"Pensamientos con forma de hojas 
que viajan dormidas a hablarle al espacio"
Sig Ragga

 

¿Cuál es la forma de los pensamientos? ¿Cuál es su fuerza, su presencia, su color? Una idea es una idea. El inicio de todo, el final de nada. Como un gas, una burbuja de aire, que se expande.

Pensamiento, quietud, silencio. Preguntas. Siempre las preguntas. Un viaje, casi siempre, de ida. Caminar, correr, saltar. Sentarse, comer, dormir, beber, amar. Jugar. Perder, ganar. Querer. Querer. Querer.

Vladimir Ilich Tao Tse Tung, el maestro taoísta leninista que inspira esta columna y a miles de personas en todo el mundo, no supo el tiempo que pasó. Para él era un día más. Se levantó cerca de las 6 y repitió sus rituales para demorar apenas el fin del descanso: miró la humedad por la ventana, estiró el cuello hacia izquierda y derecha, se sonó los dedos de las manos.

Se vistió, fue al baño, leyó alguna nota vieja en una revista, se lavó las manos –Vladimir siempre se lavaba las manos–, los dientes, la cara. Y partió en el 135, desde el barrio Le Pichinch al centro de aquella París de entre guerras en la que reinaba la calma que anticipa la tormenta.

Cuando abrió la puerta del bar Le Cairó, donde Vladimir trabajaba de mozo, se hizo un silencio. Man Flay, que todavía no se había ido a dormir y buscaba con un café con leche y un par de croisants dar cierre a una borrachera moderada, disparó su cámara: él quería que se guardara por siempre lo que veían sus ojos. 

Vadimir lo miró y fue hasta la Mesa de Les Galans a saludar. Notó que Ernesto Meningway lo miraba con inusual blandura. El humorista Rob Fontaine Rose lo cruzó sin vueltas: “¿Dónde mierda estabas?” (la palabra “mierda” la dijo con la “r” bien marcada, pues odiaba que pronunciaran “mielda”).

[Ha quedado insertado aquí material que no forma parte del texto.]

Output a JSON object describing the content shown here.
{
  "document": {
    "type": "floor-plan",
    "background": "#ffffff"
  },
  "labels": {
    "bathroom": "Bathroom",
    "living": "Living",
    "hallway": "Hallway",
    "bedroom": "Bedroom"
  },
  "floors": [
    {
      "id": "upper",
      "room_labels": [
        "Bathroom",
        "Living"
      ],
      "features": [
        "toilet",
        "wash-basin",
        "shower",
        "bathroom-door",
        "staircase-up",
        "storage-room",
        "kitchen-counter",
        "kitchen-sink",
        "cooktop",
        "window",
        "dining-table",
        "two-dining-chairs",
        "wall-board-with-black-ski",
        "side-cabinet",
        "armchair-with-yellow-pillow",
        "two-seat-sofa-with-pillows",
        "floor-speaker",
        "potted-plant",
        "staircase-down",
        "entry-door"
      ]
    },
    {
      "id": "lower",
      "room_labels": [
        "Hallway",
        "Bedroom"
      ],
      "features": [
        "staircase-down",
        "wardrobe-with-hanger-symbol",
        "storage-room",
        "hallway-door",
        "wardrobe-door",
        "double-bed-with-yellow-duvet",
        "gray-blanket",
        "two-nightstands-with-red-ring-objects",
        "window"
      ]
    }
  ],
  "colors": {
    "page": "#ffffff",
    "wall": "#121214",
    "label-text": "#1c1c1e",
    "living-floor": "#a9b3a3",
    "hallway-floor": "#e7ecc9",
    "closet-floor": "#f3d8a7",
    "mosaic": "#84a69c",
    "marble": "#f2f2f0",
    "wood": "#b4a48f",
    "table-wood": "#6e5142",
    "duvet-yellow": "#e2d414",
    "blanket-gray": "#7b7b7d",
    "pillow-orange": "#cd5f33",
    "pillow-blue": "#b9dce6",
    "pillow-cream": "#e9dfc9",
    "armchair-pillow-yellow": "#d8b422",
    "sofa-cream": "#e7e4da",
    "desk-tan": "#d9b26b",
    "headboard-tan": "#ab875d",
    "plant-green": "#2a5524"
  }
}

No había estado en ningún lugar. O sí, en muchos. Para él fue una noche. Con muchos sueños. Como casi todas, desde que Roxi Giro le había adivinado el primer sueño y comenzó a enfocarse en recordarlos. Una noche más.

Pero fueron 30. El que las contó fue Man Flay. Una por una, con palitos en una libretita que siempre llevaba consigo para anotar los nombres y teléfonos de las personas que retrataba. “¿Qué hiciste todo este tiempo?”, preguntó el fotógrafo de las almas de París.

Vladimir no esquivó el bulto. Que escuchó un poema de Bertolino Brech en el parque Españen de Berlín. Que viajó en tren con Rosa Luxen Virgo, con quien se enroscó en un análisis sobre cómo la devaluación del marco iba a afectar su felicidad y la del pueblo alemán. Y que después aparecieron en el tren Cocó y su perfume, del brazo de un militar. 

Pero no terminaba ahí. El tren tenía que parar en la puerta del bar Le Cairó. Pero en realidad había sido secuestrado por las fuerzas parapoliciales del genocida con bigote que era amo y señor de Berlín, que estrellaban la locomotora contra el edificio de enfrente, el Palace Fontaines, que se desplomaba, lo cual hacía un ruido bárbaro no sólo por el derrumbe de esa mole de cemento sino también por las campanas del reloj de la cúpula. (Hay quienes plantean que el relato de esta escena onírica pudo haber inspirado hechos violentos con aviones y torres gemelas que décadas después conmovieron a mundo, pero los seguidores del maestro responden que eso es una especulación alocada e insultante hacia un hombre que no era Ghandi pero le hubiera gustado serlo). Sí, soñaba intenso en esa época Vadimir. 

Para el dueño de Le Cairó, 30 noches era mucho. Además, ya había contratado a otro mozo. Así que le dijo que estaba despedido. Vladimir insistió en que había sido sólo una. 

Es que para él se detuvo el tiempo. Pero todo había cambiado. Vladimir entendió que había que ponerle fin a la discusión. Todo puede cambiar, en una noche o en 30, dijo.

Vladimir salió del bar. Enfiló por calle Saint Fe para el lado del río. Man Flay se asomó a la puerta y le pegó un grito. El se dio vuelta y saludó con la mano derecha. Siguió su marcha.

Algo quedaba atrás. ¿París quedaba atrás? Fueron 30 noches. Dormido, entre sueños, idas y vueltas en la burbuja, que se expande, sin límites. En tiempos que ya se sentían de guerra, tuvo 30 noches de tregua. 

Vladimir se había construido un refugio. Que en un momento tuvo que dejar. Pero ganó una certeza que le dio tranquilidad: ya sabía cómo hacerlo. Ese era un buen pensamiento.